Il design delle macchine per il caffè

Un pomeriggio di fine 1986,

siamo nell’aula del corpo centrale del Politecnico di Milano che affaccia su via Bonardi ai margini nord di Piazza Leonardo da Vinci.

Ogni venerdì pomeriggio, dalle cinque alle sette in avanti… più o meno  a ruota libera, c’è il corso di Disegno Industriale del Professor Castiglioni, assistenti e prof si alternano ma quando c’è lui è una festa, sempre.

 

Oggi c’è più trambusto del solito e mi chiedo se gli altri sanno qualcosa che, come spesso mi capita, mi sono perso.

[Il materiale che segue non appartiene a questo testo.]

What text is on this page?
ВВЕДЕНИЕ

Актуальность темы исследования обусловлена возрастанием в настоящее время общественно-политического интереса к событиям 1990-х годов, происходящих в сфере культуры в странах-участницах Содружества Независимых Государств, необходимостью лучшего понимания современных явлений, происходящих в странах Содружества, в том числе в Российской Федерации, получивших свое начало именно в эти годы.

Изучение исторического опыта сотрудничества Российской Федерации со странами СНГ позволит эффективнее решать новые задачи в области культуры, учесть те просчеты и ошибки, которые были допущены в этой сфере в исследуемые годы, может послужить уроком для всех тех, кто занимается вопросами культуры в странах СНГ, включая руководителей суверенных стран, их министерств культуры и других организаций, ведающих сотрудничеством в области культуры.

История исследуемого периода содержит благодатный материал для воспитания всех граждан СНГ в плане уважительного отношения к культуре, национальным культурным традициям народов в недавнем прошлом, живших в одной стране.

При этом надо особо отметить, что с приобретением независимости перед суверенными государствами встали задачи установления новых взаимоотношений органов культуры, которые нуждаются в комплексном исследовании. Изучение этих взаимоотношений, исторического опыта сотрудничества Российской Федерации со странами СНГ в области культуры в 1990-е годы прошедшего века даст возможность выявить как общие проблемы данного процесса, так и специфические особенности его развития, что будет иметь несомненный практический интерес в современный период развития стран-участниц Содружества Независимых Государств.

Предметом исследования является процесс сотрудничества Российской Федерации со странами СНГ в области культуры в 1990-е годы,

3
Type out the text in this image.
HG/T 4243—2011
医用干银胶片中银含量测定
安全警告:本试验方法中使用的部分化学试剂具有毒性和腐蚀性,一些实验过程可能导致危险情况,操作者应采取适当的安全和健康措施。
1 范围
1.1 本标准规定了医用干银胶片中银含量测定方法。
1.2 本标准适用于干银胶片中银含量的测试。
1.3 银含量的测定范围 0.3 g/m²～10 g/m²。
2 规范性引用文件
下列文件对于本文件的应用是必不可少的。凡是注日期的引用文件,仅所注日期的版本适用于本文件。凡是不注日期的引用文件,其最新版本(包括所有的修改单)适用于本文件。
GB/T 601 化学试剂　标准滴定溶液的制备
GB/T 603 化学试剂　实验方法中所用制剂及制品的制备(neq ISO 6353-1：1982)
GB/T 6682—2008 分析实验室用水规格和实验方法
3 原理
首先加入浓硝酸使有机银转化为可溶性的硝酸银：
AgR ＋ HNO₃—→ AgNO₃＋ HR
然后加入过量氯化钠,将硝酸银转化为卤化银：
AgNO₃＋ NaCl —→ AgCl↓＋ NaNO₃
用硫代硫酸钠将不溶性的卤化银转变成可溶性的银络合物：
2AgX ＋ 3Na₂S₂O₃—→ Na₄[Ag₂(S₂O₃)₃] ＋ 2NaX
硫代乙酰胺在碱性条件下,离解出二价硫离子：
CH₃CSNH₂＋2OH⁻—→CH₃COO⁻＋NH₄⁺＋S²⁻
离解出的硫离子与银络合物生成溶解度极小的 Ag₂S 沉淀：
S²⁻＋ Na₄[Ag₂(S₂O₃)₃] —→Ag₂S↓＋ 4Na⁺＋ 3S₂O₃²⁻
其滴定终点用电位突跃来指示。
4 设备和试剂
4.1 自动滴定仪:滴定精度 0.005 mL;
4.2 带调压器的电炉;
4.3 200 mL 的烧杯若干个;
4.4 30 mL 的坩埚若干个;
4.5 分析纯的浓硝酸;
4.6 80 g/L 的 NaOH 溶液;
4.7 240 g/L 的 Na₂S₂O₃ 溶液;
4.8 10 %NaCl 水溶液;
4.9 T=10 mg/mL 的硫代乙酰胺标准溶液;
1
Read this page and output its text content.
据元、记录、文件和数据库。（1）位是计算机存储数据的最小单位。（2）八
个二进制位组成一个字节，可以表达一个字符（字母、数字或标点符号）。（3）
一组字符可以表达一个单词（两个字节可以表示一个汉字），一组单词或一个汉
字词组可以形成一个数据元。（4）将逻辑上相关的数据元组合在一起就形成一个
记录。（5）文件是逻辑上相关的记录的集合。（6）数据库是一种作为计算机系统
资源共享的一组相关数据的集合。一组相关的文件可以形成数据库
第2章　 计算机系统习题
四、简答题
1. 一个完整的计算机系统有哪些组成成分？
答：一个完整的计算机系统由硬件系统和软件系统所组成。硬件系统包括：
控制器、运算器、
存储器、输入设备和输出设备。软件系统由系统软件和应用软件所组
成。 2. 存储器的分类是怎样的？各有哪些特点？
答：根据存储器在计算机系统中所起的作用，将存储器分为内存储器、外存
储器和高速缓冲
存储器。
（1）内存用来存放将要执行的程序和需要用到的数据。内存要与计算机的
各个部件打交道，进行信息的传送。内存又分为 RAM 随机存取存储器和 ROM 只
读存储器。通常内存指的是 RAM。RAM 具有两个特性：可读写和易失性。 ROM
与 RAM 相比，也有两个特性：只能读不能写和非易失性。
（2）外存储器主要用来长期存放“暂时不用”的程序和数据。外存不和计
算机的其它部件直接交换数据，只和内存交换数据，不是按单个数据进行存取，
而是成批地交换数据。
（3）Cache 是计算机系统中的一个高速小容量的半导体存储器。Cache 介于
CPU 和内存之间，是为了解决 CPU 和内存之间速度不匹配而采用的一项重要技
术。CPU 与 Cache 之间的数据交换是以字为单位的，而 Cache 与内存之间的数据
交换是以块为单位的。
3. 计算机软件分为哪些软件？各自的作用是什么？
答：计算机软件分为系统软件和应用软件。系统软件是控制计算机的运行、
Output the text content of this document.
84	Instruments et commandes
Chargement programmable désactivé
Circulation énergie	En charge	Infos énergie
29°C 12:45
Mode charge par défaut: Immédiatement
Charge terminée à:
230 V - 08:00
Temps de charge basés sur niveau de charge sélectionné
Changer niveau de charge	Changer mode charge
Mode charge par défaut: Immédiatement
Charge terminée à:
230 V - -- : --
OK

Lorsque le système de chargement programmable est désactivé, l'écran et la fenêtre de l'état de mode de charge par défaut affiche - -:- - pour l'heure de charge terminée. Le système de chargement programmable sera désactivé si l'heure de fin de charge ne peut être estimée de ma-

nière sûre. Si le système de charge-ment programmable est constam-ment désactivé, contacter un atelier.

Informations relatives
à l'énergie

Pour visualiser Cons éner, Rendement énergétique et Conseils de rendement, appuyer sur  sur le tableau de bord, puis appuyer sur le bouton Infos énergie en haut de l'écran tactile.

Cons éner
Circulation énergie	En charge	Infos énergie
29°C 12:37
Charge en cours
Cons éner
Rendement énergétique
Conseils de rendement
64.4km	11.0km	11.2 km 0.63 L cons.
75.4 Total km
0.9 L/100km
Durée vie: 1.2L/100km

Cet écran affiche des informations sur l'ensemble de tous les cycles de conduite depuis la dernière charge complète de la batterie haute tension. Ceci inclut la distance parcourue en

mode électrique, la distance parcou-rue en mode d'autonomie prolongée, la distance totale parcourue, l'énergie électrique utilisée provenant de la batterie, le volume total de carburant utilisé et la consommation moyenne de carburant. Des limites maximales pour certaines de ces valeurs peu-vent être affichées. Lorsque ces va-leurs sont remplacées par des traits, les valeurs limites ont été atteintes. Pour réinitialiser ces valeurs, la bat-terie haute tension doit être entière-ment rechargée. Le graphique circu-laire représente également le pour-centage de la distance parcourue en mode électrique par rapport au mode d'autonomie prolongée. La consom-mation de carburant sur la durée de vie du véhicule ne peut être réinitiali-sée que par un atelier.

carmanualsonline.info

Mentre passeggio lungo il grande corridoio che passa sopra la vecchia biblioteca, ficcando per un attimo il naso nell’aula del Prof. Mangiarotti, noto – sul margine opposto del corridoio – un carrello in acciaio arancione su ruote che si avvicina con intorno un crocchio di persone … proprio come quelli sui quali si portano i libri da riordinare sugli scaffali giù da basso, e al centro riconosco gli occhiali tondi del Nostro.

 

Sopra una strana macchina da caffè

Dalle forme squadrate, primarie, quasi un archetipo come molti suoi prodotti. Scoprirò dopo qualche minuto, quel pomeriggio, che si tratta della Pitagora (Produzione La Cimbali)  che il prof coi fratelli disegnò più di vent’anni prima nel 1962.

 

Oggi si parla di macchine per il caffè dunque, penso … mentre mi accarezzo le mani.

Forse a causa del giorno che apre il fine settimana, forse per la sua innata attitudine a rende tutto un gioco, ognuno di noi sa che ogni lezione si trasforma in un spettacolo se, con gli assistenti, c’è anche lui.

 

Convinzione confermata ogni volta, come quando si presentò con una scatola di occhiali e fece una lezione sul design degli occhiali indossando ogni singolo modello fino a indossare – in onore delle architette pronte per il weekend disse – l’ultimo, tra gli applausi assordanti, in pelliccia di visone e lenti da sole nere.

 

Quella lezione mi fece innamorare delle macchine per il caffè.

Tenni nel cuore per decenni quell’amore per tirarlo fuori nel 2001 quando disegnai Excelsior (Produzione Brasilia) la mia prima macchina da caffè.

Ricordo ancora, in un tetro pomeriggio a Losanna, che prima di mettere mano alla matita mi chiesi, come ci chiedeva sempre lui nei laboratori, quale fosse il ‘principale motore di progettazione’.

 

Era il metodo del grande maestro, fatto di pochi, primari, principi che si susseguono in un ordine preciso dando vita a una sorta d’interrogatorio intimo fatto di domande e risposte.

Quel metodo, razionalista eppure sentimentale, romantico e scientifico come tutti i miracoli, si scolpì nella mente di un giovane studente di architettura al punto che, ancora oggi rivedo quella scaletta mentale dal primo schizzo all’ultimo prototipo in ogni lavoro concluso quando mi fermo ad analizzarlo come fosse di un altro, per valutare il prodotto con obiettività.

 

Nell’ampliarsi a ventaglio della gamma di domande e risposte che prendono vita disegnando una macchina per il caffè ho scoperto, negli anni, quanto vasto e variegato sia quel mondo e infiniti i ‘motori di progettazione’.

 

Vasto quante sono le tipologie di caffè disponibili al bar, a casa, negli hotel, nei bar temporanei allestiti per gli eventi.

Vario come l’arco delle sensibilità che si attivano passando dal disegno di una piccola macchina per la casa a quello di una grande ‘fabbrica del caffè’ per gli Hotel del turismo globale.

 

Sconfinato al punto che non ti annoi mai. Anche se disegni un prodotto dopo l’altro, senza interrompere nel tempo il filo delle proposte, né quell’antico metodo di progettazione che il maestro Castiglioni ci ha tramandato.

Un uomo, il suo sorriso, la sua simpatia che nasceva dallo stupore per la vita e che ci resta sempre accanto.